それは、「相手に慰謝料を請求したいから、相手の年収なども知りたい。だから、相手のアパートに行って、部屋に入って預金通帳などを調べた」というのです。
この瞬間、調査員はそれが違法行為だと判断。依頼者である旦那さんにクレームを入れ、それがどれだけ重大なことで、契約違反に当たるかを伝えました。
会話の内容からわかるとおり、旦那さんがとった行動は、見知らぬ相手の部屋に勝手に入りこんで、部屋の中のものを物色するという犯罪行為です。
何も取らなかった、部屋の中のものを見たということでしたが、この証言が本当か嘘かは調査員が知るところではありません。

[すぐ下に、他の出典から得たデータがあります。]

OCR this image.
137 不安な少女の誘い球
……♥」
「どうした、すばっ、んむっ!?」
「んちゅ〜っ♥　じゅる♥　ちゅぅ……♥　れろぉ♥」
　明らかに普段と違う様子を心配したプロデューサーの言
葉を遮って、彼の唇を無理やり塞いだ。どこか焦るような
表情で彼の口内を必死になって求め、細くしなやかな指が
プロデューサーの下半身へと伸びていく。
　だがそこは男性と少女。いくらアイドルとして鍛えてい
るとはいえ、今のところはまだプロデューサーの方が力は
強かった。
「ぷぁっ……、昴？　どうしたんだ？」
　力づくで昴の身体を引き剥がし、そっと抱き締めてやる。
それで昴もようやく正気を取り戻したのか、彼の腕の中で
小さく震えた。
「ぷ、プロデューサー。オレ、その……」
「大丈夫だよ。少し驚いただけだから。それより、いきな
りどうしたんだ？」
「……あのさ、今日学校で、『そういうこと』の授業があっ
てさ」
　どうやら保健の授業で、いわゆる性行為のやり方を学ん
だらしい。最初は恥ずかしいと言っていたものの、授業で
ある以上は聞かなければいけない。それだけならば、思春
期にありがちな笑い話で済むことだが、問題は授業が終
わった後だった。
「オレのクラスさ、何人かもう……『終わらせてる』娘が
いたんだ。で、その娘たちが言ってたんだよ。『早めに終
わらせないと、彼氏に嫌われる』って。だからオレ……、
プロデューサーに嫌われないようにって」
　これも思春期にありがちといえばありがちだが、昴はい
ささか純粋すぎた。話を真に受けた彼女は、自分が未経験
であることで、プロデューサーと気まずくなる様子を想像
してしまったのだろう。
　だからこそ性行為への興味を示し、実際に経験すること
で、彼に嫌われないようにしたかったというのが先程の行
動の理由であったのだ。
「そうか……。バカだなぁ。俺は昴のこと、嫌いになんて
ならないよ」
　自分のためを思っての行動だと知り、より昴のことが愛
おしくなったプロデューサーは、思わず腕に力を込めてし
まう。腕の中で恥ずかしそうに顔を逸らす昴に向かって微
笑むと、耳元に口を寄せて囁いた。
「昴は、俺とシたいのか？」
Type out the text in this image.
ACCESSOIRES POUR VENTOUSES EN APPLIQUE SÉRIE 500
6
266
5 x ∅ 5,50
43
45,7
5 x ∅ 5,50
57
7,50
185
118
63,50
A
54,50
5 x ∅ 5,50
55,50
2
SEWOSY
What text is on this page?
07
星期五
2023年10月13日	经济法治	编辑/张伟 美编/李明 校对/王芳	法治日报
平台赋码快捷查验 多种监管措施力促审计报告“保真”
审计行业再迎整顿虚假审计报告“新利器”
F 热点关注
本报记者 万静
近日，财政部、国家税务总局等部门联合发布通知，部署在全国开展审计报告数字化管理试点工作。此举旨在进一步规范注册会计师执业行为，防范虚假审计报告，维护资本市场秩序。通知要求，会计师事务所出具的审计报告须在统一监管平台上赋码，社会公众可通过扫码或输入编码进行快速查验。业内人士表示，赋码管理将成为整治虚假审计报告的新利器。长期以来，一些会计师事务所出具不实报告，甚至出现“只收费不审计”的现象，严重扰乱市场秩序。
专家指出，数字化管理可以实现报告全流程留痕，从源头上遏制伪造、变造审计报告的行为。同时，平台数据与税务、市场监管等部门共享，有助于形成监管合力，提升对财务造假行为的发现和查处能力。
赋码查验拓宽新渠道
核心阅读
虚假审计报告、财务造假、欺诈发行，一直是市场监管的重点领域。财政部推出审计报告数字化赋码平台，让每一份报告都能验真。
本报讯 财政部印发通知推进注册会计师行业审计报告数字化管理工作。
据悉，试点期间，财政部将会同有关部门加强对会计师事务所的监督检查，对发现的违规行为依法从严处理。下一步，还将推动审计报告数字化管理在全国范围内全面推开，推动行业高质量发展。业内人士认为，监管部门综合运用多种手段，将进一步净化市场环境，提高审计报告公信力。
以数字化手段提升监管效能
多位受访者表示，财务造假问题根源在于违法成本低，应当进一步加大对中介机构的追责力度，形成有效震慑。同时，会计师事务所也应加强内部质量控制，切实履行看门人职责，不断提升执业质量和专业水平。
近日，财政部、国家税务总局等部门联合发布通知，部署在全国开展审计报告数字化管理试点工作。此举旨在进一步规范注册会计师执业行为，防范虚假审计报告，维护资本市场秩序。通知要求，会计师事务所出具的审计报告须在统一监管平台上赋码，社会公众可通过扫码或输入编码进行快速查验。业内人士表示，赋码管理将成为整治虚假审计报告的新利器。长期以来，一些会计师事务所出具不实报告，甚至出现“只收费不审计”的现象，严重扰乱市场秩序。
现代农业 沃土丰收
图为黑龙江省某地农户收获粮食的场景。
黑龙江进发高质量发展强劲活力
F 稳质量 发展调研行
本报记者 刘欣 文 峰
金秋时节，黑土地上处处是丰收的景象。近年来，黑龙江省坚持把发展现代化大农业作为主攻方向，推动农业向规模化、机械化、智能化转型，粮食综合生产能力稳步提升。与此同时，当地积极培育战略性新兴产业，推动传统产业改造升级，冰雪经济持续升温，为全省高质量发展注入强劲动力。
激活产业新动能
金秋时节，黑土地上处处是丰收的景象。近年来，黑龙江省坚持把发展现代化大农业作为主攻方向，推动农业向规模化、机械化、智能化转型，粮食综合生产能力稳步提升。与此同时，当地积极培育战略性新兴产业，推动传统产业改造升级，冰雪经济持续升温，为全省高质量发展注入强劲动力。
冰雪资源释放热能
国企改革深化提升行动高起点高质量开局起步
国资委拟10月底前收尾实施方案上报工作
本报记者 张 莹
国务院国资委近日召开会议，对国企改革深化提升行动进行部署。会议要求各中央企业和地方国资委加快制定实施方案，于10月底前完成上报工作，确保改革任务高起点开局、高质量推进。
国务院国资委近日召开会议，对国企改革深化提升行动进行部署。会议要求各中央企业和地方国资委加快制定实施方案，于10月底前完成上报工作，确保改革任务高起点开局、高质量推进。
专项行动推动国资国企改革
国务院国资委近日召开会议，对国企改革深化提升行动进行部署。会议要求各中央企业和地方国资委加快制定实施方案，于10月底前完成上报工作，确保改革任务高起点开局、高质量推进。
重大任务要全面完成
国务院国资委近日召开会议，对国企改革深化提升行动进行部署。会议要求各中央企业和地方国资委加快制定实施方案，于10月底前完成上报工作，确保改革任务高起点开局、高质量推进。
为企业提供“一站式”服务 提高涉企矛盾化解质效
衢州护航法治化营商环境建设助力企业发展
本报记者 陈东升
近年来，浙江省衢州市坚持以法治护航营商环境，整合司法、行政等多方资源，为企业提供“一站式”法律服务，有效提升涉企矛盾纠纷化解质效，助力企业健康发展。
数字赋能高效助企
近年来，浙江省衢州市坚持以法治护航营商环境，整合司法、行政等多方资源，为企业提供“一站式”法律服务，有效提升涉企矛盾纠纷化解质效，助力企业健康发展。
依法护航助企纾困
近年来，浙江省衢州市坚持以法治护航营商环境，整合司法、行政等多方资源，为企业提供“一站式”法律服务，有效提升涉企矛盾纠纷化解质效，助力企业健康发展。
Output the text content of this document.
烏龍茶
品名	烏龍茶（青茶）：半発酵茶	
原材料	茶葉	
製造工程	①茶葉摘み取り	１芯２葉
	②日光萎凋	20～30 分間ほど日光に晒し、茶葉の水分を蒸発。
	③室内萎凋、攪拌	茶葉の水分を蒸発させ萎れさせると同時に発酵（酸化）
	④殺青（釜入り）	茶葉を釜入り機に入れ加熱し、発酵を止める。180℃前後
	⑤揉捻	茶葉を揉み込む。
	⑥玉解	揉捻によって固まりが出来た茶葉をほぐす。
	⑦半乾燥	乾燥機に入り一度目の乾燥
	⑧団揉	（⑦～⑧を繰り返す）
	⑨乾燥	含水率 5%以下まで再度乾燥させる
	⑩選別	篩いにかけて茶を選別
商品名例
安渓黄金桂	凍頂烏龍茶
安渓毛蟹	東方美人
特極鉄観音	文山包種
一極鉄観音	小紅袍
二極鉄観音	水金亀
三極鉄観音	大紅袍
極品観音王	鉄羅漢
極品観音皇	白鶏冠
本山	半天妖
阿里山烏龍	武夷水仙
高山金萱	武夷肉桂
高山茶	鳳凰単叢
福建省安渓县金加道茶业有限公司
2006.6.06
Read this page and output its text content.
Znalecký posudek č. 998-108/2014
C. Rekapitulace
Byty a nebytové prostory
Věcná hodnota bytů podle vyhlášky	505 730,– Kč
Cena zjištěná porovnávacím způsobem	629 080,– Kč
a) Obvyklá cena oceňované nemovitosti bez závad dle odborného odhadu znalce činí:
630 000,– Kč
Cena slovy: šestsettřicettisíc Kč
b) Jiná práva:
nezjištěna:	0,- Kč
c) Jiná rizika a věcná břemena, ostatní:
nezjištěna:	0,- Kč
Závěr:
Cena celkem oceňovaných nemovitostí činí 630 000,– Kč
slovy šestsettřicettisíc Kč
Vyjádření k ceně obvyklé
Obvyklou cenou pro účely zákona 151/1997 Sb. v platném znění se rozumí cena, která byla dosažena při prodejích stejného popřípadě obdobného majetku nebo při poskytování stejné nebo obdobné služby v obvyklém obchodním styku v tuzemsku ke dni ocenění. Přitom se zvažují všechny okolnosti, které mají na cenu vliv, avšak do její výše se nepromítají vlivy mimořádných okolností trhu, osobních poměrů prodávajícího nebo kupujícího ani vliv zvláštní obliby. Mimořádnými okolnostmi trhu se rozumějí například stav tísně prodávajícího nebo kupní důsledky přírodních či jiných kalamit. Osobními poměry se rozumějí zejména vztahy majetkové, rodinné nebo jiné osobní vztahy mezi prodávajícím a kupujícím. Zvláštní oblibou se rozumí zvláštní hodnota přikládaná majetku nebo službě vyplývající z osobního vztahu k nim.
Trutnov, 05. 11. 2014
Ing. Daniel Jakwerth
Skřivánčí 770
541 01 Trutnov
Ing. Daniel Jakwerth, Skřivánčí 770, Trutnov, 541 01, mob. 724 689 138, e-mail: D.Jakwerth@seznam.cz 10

また、この行為そのものもあくまで旦那さんの証言なので、本当かどうかはわかりません。
ただ、犯罪行為に当たる行動をした依頼者に対して、探偵事務所として契約を結び続けることはできないため、旦那さんに即刻、契約解除の旨を告げました。
旦那さんは謝罪してきましたが、その行為は探偵事務所と依頼者の信頼関係を破ることです。
何のために探偵に依頼しているのか
契約書に従って、違法行為に至った場合は、データを返還させるとともに、事務所側も調査料金の一切を返還、行為の責任は依頼者がすべてとるということで同意を頂きました。
これにより、依頼者の旦那さんは浮気調査による結果を失うことになり、その後は探偵事務所も夫婦の関係を追及しませんでした。
契約は重要なことであり、探偵事務所もお互いの信頼関係により成り立っています。浮気の事実を目にしたところで、感情的になってすべてを台無しにする行動は慎むべきでしょう。
これは、かなり極端なケースですが、依頼者が感情的になり、犯罪行為(住居侵入や器物損壊など)に至ることがあります。
浮気で相手に慰謝料を請求するどころか、自分が犯罪者となって刑事罰を受けるといった愚かな行為がないよう、冷静に行動することが大切です。